If I'm wrong, US Navy bosses, why don't you show the taxpayers how invulnerable your battle groups are? Bring van Riper out of retirement and give him the Iranian weapons mix, including speedboats, small planes and soviet-clone antiship missiles. Set up an automated frigate somewhere where we can watch, and let us see that Phalanx knock down every single bee in that sting-swarm.
Of course the Navy won't ever stage a test like that. It'd be like asking Benny Hinn to walk on water. You're not supposed to put your god to the test, and Navy brass really do think they're God. Something about all that "tradition" and bullshit etiquette on "the bridge" goes to their heads. You're supposed to trust them. And give them all your money so they can pretend it's still 1880 and the dreadnought rules the waves. Besides, Navy officers were always "gentlemen," and there's nothing as totally useless as a gentleman.

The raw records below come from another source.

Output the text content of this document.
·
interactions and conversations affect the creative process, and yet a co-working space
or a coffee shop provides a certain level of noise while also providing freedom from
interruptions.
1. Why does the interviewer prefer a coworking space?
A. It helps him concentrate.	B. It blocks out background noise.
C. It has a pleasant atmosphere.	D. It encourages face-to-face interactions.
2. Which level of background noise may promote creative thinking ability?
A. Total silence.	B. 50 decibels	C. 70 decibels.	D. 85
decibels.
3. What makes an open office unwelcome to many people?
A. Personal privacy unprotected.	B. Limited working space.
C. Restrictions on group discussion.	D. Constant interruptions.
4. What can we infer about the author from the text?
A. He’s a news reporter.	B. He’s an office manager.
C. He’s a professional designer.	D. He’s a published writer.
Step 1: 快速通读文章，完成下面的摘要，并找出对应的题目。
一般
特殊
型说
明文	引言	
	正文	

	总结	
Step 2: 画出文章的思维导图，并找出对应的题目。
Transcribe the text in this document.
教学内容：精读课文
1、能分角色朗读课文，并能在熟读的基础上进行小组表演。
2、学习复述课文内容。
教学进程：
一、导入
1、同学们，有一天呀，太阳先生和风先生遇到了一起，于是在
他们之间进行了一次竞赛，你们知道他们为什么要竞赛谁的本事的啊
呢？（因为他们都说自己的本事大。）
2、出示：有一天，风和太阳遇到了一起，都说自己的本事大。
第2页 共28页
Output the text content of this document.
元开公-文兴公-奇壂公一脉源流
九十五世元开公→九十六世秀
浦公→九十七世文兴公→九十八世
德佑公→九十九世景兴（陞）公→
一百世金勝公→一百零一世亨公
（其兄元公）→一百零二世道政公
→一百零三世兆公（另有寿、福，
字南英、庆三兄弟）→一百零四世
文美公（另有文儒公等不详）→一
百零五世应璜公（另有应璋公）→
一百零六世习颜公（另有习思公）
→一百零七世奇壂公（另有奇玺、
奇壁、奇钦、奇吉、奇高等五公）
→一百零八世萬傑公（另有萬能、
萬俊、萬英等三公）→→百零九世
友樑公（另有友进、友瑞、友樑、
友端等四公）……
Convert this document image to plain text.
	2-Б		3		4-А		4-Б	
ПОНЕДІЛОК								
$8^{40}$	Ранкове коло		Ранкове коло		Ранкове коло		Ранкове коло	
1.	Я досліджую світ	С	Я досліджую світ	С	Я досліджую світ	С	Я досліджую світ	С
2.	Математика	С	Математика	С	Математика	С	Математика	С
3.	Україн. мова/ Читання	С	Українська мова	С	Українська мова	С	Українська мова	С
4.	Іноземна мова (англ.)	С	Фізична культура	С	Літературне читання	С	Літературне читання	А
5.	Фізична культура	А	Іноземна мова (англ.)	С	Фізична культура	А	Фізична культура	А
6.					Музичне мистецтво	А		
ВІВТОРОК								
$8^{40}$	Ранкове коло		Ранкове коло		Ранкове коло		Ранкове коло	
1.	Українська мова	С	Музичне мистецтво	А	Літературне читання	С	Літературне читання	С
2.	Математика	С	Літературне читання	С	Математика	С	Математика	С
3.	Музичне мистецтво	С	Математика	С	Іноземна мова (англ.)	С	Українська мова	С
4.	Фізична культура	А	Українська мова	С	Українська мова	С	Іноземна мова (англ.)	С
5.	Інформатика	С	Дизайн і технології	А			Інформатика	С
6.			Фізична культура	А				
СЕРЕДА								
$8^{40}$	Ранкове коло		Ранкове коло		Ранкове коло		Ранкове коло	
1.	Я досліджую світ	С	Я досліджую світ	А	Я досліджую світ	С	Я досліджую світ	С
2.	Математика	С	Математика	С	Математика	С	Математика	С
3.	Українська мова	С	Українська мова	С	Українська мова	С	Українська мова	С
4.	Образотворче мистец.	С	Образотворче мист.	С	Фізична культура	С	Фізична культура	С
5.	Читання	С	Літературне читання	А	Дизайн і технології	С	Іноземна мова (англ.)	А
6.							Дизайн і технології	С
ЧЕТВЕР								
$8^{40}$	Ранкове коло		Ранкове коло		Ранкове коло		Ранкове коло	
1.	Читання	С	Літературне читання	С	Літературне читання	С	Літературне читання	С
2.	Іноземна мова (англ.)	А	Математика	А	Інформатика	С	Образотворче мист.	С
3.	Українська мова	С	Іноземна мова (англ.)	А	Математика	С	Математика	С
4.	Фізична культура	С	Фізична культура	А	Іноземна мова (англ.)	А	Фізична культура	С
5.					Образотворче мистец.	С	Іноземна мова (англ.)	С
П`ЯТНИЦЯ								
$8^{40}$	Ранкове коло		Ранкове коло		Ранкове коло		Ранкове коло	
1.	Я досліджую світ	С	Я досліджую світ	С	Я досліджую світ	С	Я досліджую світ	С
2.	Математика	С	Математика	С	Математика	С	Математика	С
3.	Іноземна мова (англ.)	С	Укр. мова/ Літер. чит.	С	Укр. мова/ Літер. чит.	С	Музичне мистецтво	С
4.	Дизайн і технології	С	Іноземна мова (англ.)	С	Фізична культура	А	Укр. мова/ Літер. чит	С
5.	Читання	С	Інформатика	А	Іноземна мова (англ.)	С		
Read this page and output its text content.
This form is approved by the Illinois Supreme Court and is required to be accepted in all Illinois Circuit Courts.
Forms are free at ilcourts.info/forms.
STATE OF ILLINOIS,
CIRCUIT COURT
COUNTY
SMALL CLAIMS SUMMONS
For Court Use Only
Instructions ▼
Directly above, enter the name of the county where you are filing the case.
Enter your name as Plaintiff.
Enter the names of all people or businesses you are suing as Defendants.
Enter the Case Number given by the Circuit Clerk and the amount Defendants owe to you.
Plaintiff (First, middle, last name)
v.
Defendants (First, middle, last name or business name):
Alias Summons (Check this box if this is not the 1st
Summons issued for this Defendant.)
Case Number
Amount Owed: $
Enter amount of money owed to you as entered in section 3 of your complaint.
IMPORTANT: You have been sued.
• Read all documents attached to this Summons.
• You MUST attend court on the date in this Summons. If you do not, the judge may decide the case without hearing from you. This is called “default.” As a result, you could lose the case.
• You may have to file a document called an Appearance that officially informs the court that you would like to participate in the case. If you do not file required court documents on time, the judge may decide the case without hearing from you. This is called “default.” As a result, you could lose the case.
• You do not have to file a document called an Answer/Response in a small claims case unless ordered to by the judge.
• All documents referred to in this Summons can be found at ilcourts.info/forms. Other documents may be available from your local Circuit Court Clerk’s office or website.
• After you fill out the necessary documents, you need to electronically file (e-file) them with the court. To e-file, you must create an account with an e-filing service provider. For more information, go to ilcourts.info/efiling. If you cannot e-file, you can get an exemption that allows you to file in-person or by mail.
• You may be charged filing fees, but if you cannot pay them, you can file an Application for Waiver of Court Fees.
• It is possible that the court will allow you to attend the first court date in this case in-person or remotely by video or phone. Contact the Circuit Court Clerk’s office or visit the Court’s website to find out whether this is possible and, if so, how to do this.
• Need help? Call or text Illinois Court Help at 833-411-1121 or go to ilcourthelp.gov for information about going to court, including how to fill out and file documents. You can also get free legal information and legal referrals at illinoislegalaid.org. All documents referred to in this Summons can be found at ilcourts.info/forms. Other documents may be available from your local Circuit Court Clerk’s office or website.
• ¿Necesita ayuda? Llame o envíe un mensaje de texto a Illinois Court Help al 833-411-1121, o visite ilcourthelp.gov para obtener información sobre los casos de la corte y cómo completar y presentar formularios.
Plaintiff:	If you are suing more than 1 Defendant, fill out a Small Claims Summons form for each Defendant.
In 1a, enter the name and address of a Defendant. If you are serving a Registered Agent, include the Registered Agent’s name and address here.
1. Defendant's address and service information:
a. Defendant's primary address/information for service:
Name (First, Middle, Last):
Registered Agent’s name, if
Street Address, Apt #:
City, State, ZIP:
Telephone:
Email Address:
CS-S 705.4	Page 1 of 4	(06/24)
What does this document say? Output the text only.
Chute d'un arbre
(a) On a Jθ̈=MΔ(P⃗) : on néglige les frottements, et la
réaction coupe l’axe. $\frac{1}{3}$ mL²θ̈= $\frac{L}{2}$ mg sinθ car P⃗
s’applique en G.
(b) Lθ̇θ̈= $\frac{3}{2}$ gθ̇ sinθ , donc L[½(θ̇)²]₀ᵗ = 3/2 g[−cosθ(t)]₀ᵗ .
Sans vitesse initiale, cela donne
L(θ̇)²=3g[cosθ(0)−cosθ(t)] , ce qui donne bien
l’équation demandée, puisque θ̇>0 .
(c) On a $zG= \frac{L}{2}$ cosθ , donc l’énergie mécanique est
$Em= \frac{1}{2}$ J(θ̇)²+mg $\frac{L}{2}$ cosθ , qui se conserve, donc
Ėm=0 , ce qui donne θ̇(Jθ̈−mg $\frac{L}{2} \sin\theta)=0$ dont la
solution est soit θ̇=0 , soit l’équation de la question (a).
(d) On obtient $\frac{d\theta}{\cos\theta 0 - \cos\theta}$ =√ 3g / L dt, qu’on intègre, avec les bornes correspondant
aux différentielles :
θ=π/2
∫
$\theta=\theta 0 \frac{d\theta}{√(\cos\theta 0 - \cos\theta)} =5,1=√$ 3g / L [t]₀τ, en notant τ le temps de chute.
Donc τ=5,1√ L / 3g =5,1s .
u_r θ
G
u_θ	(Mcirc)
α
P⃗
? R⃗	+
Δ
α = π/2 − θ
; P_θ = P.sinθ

While the Navy was shaking its gentlemanly fists at a bunch of Iranians in Islamic jet-skis, Cheney's propaganda corps was filming the whole ridiculous encounter to try to convince us on the home front that this proved we gotta invade now, right now. This is where they showed that their real talent is for comedy, even though they don't realize it.
To show how dangerous Iran was, the Navy released a tape of a heavily-accented voice on the radio who supposedly threatened the fleet in the Gulf. If you heard this tape, you have to laugh: "I am comink to blow you up, America!" Oooooh, really scary stuff! That's supposed to scare the most expensive naval force in the history of the world?
Some hairy CB retro nut out there in the Gulf whiling away the time sweating in his radio shack hoping to get an answer 30 years after everybody else gave up CB: "Uh, Breaker, Breaker, this is Greaseball Slacker One-Niner givin' y'all the big Islamic word that y'all is about to get blowed up real good, Good buddies!"
To add to the shame, it turns out the voice wasn't even coming from those scary Iranian Bayliners. Turns out the Navy got punked by a dude (or group of dudes) known and hated by every vessel transiting the Gulf under the name "Filipino Monkey." And before you Flips up in San Jose get your butterfly knives out and drive town to Fresno in your 1971 Cudas, remember it wasn't me that coined that name, it was a bunch of merchant sailors and squids. So go wait at the gate of Mare Island and slice up a chief petty officer on shore leave, don' take it out on Brecher.
You know, in some way this whole episode in military history is like one of those samples rappers make. You'd start out with some video of the fleet zooming around the Gulf with the Iranians zipping in their wake in small outboards. You'd run that backwards and forwards a few times while that video-game voice repeated, "The terrorists win!" Then you'd sample the Filipino Monkey's voice that scared the admirals so much, going, "I am comeenk to keeell you America!" a few times, then the apologetic network correspondents saying over and over, "...now appears to be a radio prankster known as 'Filipino Monkey.'" Run that a few dozen times: "Filipino monkey! The terrorists win! I am comeenk to kill you!" Put it on random, switch the order around, zip the video of the fleet at keystone kops speed, and you've got the big picture: the Gulf of Tonkin incident replayed as comedy. That's the world from 1962 to 2008, kids: history repeating, first time tragic, second time comedy. Not good comedy--Cheney's no Henny Youngman--but definitely slapstick.